Did she really see wistfulness in his smile? “I came to say adiós,” he answered.

“You’re going away, then? For a fairish while?”

He nodded. “To Boeotia.”

“I, uh, I’m sorry. I’d like to invite you in, but between the baby and my other occupations—the place is a mess—”

She lied, and suspected he knew it. Why did she? That killing belonged to a dead past; to him it had been a duty; he had since ceased to be a gunjin; in spite of rebuffs none too subtle, he was always polite to her, yes, amiable, helpful on the couple of occasions she’d given him the opportunity; Eiko liked him well. But Kyra didn’t care to be alone with him.

“That’s all right,” he said gently. “I must hurry onward in any case.” She judged that was another lie. “I could not leave without seeing you. It has been too seldom.”

“Bueno, everybody’s busier than a one-armed octopus, learning our way around and settling into our work.”
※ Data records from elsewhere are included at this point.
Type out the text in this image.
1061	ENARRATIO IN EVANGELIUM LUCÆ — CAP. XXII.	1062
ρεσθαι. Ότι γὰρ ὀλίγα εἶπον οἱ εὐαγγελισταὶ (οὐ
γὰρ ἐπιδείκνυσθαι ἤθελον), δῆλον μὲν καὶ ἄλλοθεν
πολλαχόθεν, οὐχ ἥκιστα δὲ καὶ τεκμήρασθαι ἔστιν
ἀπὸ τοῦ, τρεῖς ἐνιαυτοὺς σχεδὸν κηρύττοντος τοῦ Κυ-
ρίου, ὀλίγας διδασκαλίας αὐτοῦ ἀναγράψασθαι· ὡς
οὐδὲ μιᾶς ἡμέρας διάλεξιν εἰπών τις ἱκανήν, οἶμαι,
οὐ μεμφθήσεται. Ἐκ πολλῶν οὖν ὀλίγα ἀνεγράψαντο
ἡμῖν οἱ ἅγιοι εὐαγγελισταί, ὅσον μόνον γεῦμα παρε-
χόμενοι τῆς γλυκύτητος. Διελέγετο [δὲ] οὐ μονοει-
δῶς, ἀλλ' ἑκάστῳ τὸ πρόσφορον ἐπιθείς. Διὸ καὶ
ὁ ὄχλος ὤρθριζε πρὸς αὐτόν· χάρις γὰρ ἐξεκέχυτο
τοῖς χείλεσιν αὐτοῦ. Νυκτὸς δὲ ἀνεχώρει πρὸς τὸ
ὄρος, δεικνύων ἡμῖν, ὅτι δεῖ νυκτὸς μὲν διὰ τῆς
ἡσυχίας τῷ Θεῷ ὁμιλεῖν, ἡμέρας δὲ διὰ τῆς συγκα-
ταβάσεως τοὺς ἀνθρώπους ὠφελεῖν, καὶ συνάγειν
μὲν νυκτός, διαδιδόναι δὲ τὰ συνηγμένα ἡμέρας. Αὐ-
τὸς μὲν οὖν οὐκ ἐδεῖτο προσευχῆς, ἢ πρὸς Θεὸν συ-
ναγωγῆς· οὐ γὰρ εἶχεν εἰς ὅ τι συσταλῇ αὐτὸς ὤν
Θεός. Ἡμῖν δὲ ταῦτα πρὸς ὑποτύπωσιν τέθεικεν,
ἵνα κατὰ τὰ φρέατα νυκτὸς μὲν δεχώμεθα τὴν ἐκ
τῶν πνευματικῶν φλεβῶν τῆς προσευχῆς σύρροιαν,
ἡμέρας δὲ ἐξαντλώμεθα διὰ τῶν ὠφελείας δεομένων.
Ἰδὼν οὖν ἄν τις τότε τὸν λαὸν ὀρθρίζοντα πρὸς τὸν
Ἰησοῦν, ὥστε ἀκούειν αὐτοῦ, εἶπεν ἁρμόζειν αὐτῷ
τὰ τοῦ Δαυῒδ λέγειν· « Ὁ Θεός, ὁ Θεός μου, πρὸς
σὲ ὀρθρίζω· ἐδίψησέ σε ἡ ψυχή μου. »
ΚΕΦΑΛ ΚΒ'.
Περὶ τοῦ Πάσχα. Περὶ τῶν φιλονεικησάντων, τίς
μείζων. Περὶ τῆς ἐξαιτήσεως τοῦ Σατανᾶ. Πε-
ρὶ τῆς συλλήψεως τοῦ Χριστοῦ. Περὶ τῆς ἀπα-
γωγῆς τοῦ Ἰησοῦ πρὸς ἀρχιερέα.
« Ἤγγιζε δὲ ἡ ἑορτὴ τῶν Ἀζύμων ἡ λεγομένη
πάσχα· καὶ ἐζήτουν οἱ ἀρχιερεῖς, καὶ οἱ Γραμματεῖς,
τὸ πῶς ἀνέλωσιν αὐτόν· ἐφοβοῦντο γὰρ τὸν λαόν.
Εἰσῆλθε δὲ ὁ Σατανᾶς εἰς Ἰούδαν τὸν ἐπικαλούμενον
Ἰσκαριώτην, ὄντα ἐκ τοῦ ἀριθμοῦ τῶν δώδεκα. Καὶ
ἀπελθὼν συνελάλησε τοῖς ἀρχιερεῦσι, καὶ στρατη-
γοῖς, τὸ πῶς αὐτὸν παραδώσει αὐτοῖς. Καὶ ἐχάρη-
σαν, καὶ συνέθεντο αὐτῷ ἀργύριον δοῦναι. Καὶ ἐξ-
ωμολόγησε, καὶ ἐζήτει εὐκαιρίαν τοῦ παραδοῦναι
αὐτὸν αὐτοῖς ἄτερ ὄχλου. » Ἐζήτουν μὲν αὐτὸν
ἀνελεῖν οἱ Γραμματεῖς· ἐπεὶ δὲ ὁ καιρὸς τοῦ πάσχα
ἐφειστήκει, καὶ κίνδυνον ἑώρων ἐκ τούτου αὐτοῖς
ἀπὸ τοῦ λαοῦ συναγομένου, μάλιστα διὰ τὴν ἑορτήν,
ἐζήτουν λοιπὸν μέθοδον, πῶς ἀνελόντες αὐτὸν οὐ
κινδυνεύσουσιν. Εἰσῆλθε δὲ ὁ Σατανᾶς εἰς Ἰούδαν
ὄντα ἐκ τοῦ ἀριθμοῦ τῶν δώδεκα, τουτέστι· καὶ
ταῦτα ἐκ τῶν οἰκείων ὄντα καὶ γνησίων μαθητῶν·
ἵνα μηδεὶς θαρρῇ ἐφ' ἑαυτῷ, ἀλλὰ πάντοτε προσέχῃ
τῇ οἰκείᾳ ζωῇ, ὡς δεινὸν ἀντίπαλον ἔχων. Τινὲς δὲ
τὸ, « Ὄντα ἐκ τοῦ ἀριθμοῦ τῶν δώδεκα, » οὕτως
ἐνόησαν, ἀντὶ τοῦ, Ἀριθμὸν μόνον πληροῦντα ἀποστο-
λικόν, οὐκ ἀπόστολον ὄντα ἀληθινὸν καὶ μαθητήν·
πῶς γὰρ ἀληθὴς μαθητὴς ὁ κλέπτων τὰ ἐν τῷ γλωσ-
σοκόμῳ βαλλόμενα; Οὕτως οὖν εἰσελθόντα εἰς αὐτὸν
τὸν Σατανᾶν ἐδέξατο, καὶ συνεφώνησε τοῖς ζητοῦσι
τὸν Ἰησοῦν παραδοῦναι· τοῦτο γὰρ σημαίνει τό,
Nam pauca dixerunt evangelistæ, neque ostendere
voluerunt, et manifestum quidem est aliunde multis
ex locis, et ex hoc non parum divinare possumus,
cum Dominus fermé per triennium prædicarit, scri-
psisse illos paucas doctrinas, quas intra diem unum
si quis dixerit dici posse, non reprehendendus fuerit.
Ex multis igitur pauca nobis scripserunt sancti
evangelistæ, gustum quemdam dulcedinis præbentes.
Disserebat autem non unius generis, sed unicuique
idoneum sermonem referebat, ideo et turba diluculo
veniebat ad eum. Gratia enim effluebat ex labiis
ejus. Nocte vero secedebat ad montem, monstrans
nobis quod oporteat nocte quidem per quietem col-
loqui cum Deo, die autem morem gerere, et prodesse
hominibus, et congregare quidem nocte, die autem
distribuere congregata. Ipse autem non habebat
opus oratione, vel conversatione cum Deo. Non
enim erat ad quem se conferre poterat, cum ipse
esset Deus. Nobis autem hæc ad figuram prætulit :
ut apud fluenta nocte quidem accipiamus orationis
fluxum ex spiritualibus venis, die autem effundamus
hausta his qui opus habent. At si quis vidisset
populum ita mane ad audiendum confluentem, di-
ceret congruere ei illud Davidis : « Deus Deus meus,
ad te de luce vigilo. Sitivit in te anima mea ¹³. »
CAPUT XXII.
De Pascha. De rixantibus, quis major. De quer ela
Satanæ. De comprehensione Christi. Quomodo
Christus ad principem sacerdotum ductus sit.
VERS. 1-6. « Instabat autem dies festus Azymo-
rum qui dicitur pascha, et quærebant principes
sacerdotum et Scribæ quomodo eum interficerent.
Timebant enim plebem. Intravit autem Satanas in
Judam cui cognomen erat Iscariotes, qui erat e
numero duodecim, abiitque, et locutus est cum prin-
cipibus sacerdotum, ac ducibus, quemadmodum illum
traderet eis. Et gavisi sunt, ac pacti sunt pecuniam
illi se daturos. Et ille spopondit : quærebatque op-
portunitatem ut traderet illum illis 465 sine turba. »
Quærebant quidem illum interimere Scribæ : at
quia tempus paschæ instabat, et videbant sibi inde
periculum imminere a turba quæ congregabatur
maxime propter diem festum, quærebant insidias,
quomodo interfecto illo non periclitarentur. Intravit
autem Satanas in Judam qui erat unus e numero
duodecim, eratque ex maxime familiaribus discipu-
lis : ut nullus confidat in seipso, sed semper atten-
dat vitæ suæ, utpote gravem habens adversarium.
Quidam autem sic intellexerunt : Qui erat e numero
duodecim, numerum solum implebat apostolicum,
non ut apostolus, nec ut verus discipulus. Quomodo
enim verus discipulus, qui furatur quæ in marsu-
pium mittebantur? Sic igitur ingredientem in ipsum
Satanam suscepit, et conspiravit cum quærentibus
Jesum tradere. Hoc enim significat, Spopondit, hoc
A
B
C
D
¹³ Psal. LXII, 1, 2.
“Still, I had hoped—” He shrugged. “No matter.” His eyes had caught hers and would not let go.

She was afraid of him, she realized. Afraid he’d charm her off her feet. Even if she hadn’t been sleeping single too damn long, memories lived. It was not an involvement she wanted. At least, it would be foolish. Besides, there was Eiko.

“I admit I haven’t been very sociable or kept close track,” she said hastily. “Not able to. You’re involved in ecological development, I know, and Boeotia must be ready for a higher stage. But it’s halfway around the planet. What exactly will you be doing?”

Valencia chuckled. “Nothing exact. We’re taking vertebrates, herbivores and carnivores, from exogenesis, to introduce there.”

“I see. They’re necessary for plant diversity, as well as desirable for their own sakes.” A cliché, schoolchild knowledge, conversational filler.

“It will be tricky.” He began to sound cheerful. “We expect countless failures, improvisations, frantic rescues and repairs.”

His tone made Kyra easier. “Sounds like fun,” she said. “Where do you fit in?”

“I like wilderness, especially where it’s becoming woodland. And it seems I have some talent for handling animals.”

“Moose, elephants, wolves, lions?”

He laughed. “Not for many years, if ever. Rodents, small birds, hawks.”

Yes, she thought, he would understand hawks. “Good luck,” she bade him quite sincerely.

“What have you been doing lately?” he asked. “I don’t imagine you can return to space before your baby has grown a little.”